Turkey put Ashkenazi and three other Israeli military leaders on trial in absentia in 2012 over the deadly 2010 storming of a Turkish activists' ship that had been bound for Gaza.
He was army chief during Israel's war with Hamas in Gaza in 2008-2009.
- Annexation question -
In Ashkenazi's new role, military credentials may prove less immediately relevant than his stance on Israel's possible move to annex Jewish settlements and other territory in the occupied West Bank.
The Oslo peace accords of the 1990s gave the Palestinians self-rule in parts of the West Bank. But some 60 percent of the territory remains under full Israeli civil and military control, with Jewish settlements in those areas considered illegal under international law.
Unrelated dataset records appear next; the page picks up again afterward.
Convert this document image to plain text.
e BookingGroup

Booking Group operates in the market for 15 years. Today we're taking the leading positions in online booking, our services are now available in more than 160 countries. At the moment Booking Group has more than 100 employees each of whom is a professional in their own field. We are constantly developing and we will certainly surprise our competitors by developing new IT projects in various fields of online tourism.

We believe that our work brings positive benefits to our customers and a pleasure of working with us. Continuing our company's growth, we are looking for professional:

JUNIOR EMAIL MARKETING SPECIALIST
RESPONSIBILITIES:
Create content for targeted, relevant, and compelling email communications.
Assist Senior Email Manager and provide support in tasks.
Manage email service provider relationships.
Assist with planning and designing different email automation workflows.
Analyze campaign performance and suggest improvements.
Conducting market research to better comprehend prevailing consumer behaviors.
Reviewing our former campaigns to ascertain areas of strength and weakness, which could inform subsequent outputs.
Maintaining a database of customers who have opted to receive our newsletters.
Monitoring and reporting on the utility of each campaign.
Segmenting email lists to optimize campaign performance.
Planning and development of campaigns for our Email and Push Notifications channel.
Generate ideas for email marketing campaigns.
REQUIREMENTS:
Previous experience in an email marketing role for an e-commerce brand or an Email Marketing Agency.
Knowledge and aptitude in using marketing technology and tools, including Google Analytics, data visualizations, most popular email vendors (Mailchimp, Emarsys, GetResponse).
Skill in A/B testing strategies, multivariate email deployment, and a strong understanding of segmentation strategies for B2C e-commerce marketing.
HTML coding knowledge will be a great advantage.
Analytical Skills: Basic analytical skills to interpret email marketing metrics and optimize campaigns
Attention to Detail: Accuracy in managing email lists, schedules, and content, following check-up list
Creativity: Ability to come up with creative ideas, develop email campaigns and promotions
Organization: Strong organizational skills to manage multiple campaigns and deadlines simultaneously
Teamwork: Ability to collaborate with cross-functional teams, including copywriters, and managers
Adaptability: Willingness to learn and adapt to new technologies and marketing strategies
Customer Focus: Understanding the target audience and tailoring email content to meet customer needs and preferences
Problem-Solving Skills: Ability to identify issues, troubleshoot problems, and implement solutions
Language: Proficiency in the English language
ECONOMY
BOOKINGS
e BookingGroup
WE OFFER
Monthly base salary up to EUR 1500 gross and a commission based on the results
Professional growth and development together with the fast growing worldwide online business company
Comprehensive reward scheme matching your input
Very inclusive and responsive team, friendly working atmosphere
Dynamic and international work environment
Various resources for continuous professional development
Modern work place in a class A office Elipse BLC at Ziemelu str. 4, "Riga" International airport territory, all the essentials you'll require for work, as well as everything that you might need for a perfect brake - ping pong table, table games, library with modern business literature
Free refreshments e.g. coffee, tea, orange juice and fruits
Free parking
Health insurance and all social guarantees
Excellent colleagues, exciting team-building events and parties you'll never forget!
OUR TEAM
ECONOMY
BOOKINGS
The terms of the Netanyahu-Gantz agreement allow the government to begin legislative action towards annexing those areas from July 1, in accordance with provisions laid out under Trump's peace plan.
Trump's initiative has been rejected by the Palestinians and criticised by much of the international community. Any moves to implement it will likely cause massive diplomatic uproar, notably from the European Union.
A month after Trump's plan was announced in January, in the middle of Israeli election campaign, Ashkenazi described it as "an opportunity to make history and realise the vision of the State of Israel".
However, former US president Barack Obama's ambassador to Israel, Daniel Shapiro, told AFP this week that he believes Ashkenazi is "lukewarm on annexation, at best".